First, through a merchant discount fee. Every time you make a charge, the merchant gets hit with a fee. That adds up to about $21 billion a year.

Second through interest.

But the third way is that Warren calls “the profit sweet spot” – the exorbitant fees the companies charge when the customer can’t make payments on time.

“Some people are going to slip and stumble, some will lose their jobs, some will get sick, some will just be irresponsible,” Warren said. “But they'll move into a territory where they end up paying over-limit fees or late fees or default rates of interest – and that's where the profits just start racking up, and that's where the credit card companies make their real money.”

Warren said that indecipherable credit card contracts don’t have much meaning because there is a standard line in them that says “‘we have reserved the right to change the terms at any time for any reason’ – in other words, the bottom line is they'll charge you whatever they want to charge you.”

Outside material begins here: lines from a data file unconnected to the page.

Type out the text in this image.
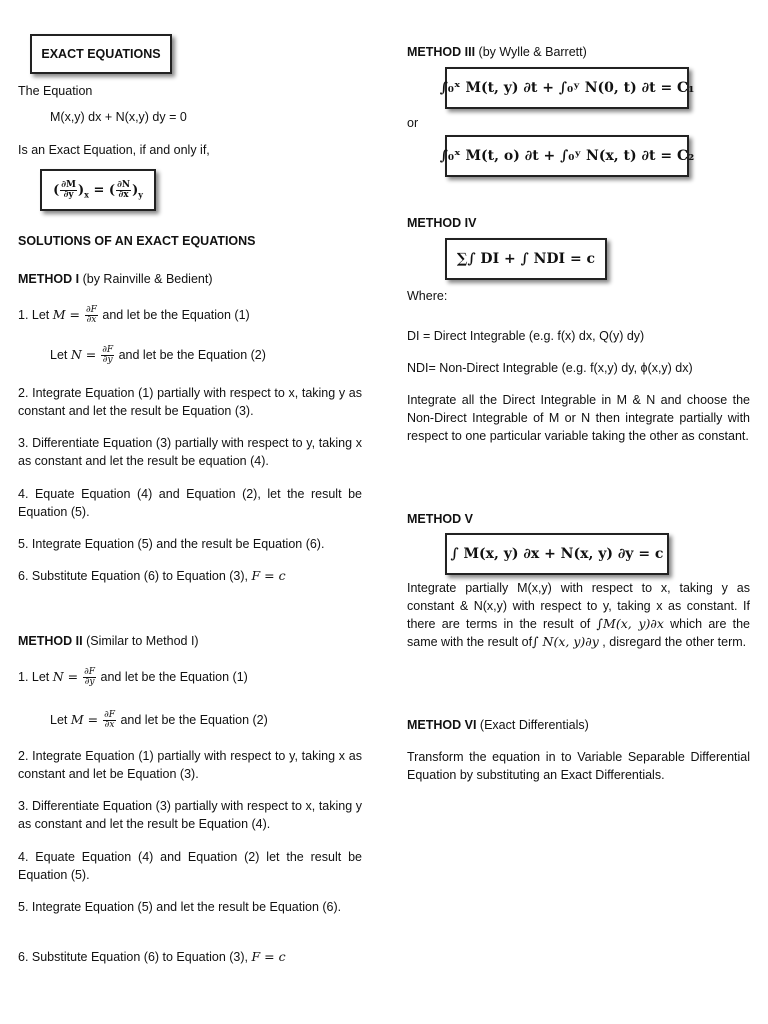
EXACT EQUATIONS
The Equation
M(x,y) dx + N(x,y) dy = 0
Is an Exact Equation, if and only if,
( $\frac{\partial M}{\partial y} )_x$ = ( $\frac{\partial N}{\partial x} )_y$
SOLUTIONS OF AN EXACT EQUATIONS
METHOD I (by Rainville & Bedient)
1. Let $M = \frac{\partial F}{\partial x}$ and let be the Equation (1)
Let $N = \frac{\partial F}{\partial y}$ and let be the Equation (2)
2. Integrate Equation (1) partially with respect to x, taking y as constant and let the result be Equation (3).
3. Differentiate Equation (3) partially with respect to y, taking x as constant and let the result be equation (4).
4. Equate Equation (4) and Equation (2), let the result be Equation (5).
5. Integrate Equation (5) and the result be Equation (6).
6. Substitute Equation (6) to Equation (3), F = c
METHOD II (Similar to Method I)
1. Let $N = \frac{\partial F}{\partial y}$ and let be the Equation (1)
Let $M = \frac{\partial F}{\partial x}$ and let be the Equation (2)
2. Integrate Equation (1) partially with respect to y, taking x as constant and let be Equation (3).
3. Differentiate Equation (3) partially with respect to x, taking y as constant and let the result be Equation (4).
4. Equate Equation (4) and Equation (2) let the result be Equation (5).
5. Integrate Equation (5) and let the result be Equation (6).
6. Substitute Equation (6) to Equation (3), F = c
METHOD III (by Wylle & Barrett)
∫₀ˣ M(t, y) ∂t + ∫₀ʸ N(0, t) ∂t = C₁
or
∫₀ˣ M(t, o) ∂t + ∫₀ʸ N(x, t) ∂t = C₂
METHOD IV
∑∫ DI + ∫ NDI = c
Where:
DI = Direct Integrable (e.g. f(x) dx, Q(y) dy)
NDI= Non-Direct Integrable (e.g. f(x,y) dy, ϕ(x,y) dx)
Integrate all the Direct Integrable in M & N and choose the Non-Direct Integrable of M or N then integrate partially with respect to one particular variable taking the other as constant.
METHOD V
∫ M(x, y) ∂x + N(x, y) ∂y = c
Integrate partially M(x,y) with respect to x, taking y as constant & N(x,y) with respect to y, taking x as constant. If there are terms in the result of ∫M(x, y)∂x which are the same with the result of∫ N(x, y)∂y , disregard the other term.
METHOD VI (Exact Differentials)
Transform the equation in to Variable Separable Differential Equation by substituting an Exact Differentials.
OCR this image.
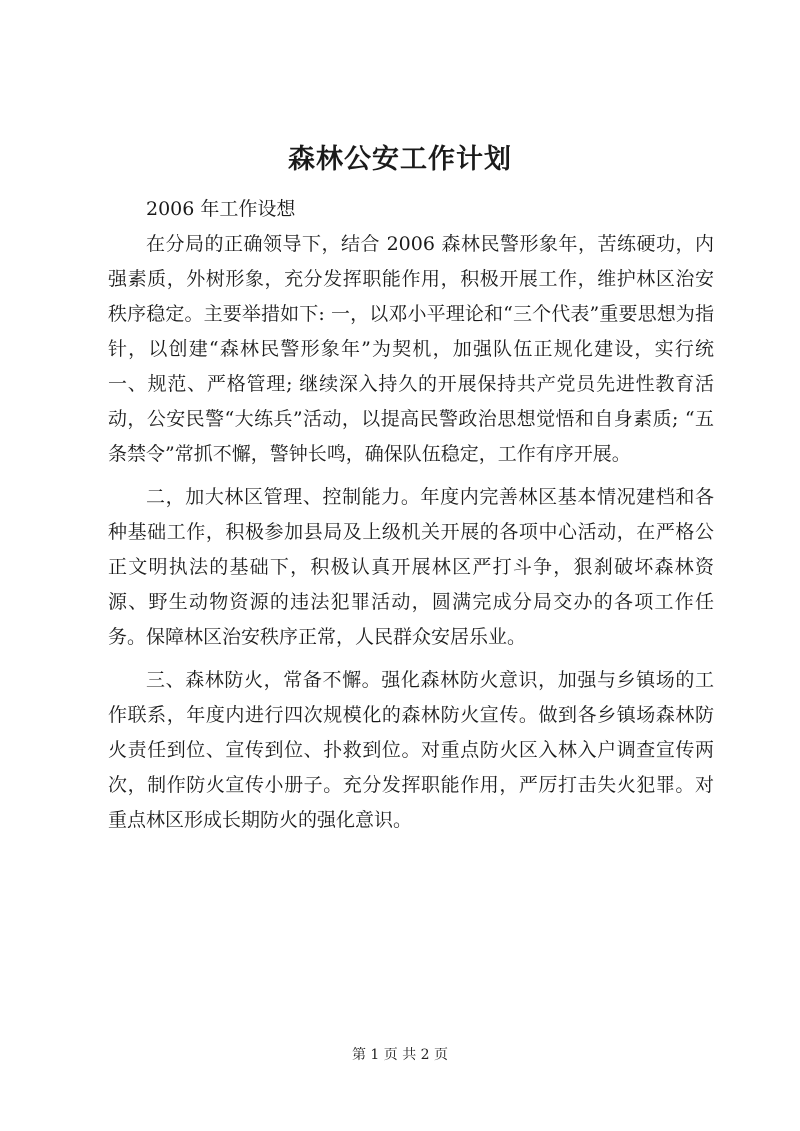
森林公安工作计划

2006 年工作设想

在分局的正确领导下，结合 2006 森林民警形象年，苦练硬功，内强素质，外树形象，充分发挥职能作用，积极开展工作，维护林区治安秩序稳定。主要举措如下: 一，以邓小平理论和“三个代表”重要思想为指针，以创建“森林民警形象年”为契机，加强队伍正规化建设，实行统一、规范、严格管理; 继续深入持久的开展保持共产党员先进性教育活动，公安民警“大练兵”活动，以提高民警政治思想觉悟和自身素质; “五条禁令”常抓不懈，警钟长鸣，确保队伍稳定，工作有序开展。

二，加大林区管理、控制能力。年度内完善林区基本情况建档和各种基础工作，积极参加县局及上级机关开展的各项中心活动，在严格公正文明执法的基础下，积极认真开展林区严打斗争，狠刹破坏森林资源、野生动物资源的违法犯罪活动，圆满完成分局交办的各项工作任务。保障林区治安秩序正常，人民群众安居乐业。

三、森林防火，常备不懈。强化森林防火意识，加强与乡镇场的工作联系，年度内进行四次规模化的森林防火宣传。做到各乡镇场森林防火责任到位、宣传到位、扑救到位。对重点防火区入林入户调查宣传两次，制作防火宣传小册子。充分发挥职能作用，严厉打击失火犯罪。对重点林区形成长期防火的强化意识。

第 1 页 共 2 页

Warren said that the fee portion of credit card revenues have been the fastest growing revenue stream since 2000.

“The old model used to be that you lent out money and got back a little bit from the merchant fee, and then those who paid over time paid interest, and those were the two sources of money for the credit card contracts,” Warren said. “What's happened now, however, is the companies have figured out that by imposing fees, they're more likely to catch good payers – but to get an extra, you know, $49 from you here and $39 from you there and to do that for millions more customers, and yet it won't make you quite mad enough to cancel the card and quit.”

Sometimes these fees are imposed for no reason at all.

“There was a company recently that just evidently hit everyone with $75 fee, and then anyone who called and complained, they just canceled the fee,” Warren said. “So that way, they kept the customers who were the ones who were most alert and crankiest, and they got an extra $75 from all the customers who were either inattentive or timid in dealing with credit card companies.”

Gross interjected that such a thing happened to her.

“I had to contend with this once in the recent past – and I had to complain about it three months in a row before – each month they would agree to do it and each month it would be back again,” Gross told Warren.

“That's part of the problem,” Warren said. “My husband and I talk about this. When one of us hits a problem with our credit card company – we both know what the answer is – call, and they will straighten it out – but it will cost us time.”

“You'll be on the phone, you know, 15, 20 minutes every single time, and it won't get fixed in one call,” Warren said. “And the credit card companies count on this. You know, you really have to remember here – think of it this way. It's you against an entire army of MBAs whose job is to do nothing but figure out how to maximize profits for the credit card companies, how to pick your pocket. So if that means leaving you on hold for at least nine minutes because half the people will just give up and decide they don't need to complain – they'd rather pay the $39 than have to wait any longer on hold – that'll be OK. They'll do it. And then, you know, you put somebody polite on the phone so that when they finally come, ‘Oh, yeah, yeah. We'll fix it.' And they don't fix it the first month so you have to go through the whole process a second time. And, oh, they're very apologetic the second time and really, really sorry the third time. But think, if you multiply that times six million cardholders, that's a lot of people who just give up and pay $39.”

Warren said that the credit card system costs Americans $90 billion a year.

“Thirty-six percent of Americans with credit cards is worried they're not going to be able to make their credit card bills,” Warren said. “Sixty percent of Americans are carrying a balance on their credit cards. Forty percent of Americans missed at least one credit card payment in the last two years. Twenty-three percent is maxed out on at least one credit card. And here's the one that just scares me to death. One in every seven Americans today is dealing with a debt collector because they can't make their payments. This is a world turned upside down. This is not what America looked like in 1980. This is not what America looked like in 1997. But this is what's happened to America in just the last half dozen years.”